Experts who study stem cell clinics and the regulatory landscape generally praised the FDA’s moves, but said that it was unclear what the enforcement actions and Gottlieb’s statement meant for the field going forward.

“The most important thing is that the FDA is now publicly making a commitment to discipline what has become an out-of-control area of fraudulent medicine,” said R. Alta Charo, a bioethicist at the University of Wisconsin Law School.

One part of Gottlieb’s statement that stuck out to Charo, she said, was when he signaled some flexibility in terms of the areas that are subject to FDA regulation, with the commissioner writing that “the FDA must advance an efficient and least burdensome framework” and establish “a regulatory structure that does not become a barrier to beneficial new innovation.”

“It’s about a tone being set,” Charo said.

Leigh Turner, a University of Minnesota bioethicist, said that from one standpoint, the FDA’s enforcement actions targeted the low-hanging fruit of the bad actors in the industry. Presumably any administration would want to seize unauthorized smallpox vaccine supplies, and the Florida clinic was the subject of lawsuits and media coverage in addition to the high-profile academic paper.

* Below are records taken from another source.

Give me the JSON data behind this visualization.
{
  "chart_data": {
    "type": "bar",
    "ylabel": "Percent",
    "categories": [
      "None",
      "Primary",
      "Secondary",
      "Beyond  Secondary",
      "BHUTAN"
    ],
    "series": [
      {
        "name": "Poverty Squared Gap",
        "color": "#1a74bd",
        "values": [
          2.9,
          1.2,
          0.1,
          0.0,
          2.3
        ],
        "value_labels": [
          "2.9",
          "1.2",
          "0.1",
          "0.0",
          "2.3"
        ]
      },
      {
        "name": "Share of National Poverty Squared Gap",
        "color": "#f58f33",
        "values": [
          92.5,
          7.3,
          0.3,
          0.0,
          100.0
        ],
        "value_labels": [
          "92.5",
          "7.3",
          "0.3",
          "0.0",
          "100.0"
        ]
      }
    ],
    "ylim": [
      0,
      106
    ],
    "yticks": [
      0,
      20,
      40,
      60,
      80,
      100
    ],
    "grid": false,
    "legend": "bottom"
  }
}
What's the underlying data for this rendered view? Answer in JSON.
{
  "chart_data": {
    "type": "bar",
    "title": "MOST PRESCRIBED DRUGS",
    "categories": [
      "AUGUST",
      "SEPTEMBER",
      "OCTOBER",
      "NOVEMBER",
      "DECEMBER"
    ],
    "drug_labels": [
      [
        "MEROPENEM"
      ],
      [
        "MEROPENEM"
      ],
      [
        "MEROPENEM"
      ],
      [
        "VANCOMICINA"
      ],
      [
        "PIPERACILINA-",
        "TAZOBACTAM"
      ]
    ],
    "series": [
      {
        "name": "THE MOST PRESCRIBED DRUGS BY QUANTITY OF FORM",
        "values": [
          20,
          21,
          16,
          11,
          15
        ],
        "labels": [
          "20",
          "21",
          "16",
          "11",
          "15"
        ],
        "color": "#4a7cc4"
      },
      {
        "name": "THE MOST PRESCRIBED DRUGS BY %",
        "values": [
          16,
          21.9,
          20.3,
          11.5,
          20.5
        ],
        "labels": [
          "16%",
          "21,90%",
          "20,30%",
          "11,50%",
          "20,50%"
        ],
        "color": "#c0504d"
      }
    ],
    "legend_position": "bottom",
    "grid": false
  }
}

“The larger question is going to be, what about the stem cell clinics … that are out there marketing therapies and charging people but don’t have a New England Journal of Medicine piece or lawsuits?” Turner asked. “Is it just going to be that after harm occurs that the FDA is going to do something? Or are we going to see a more systemic approach to this marketplace?”

The action against the California clinics was solely based on the vaccine, noted Turner, who has tracked the growth of clinics around the country. It did not mention all the other diseases and conditions that the clinics have been marketing their unapproved stem cell therapies for.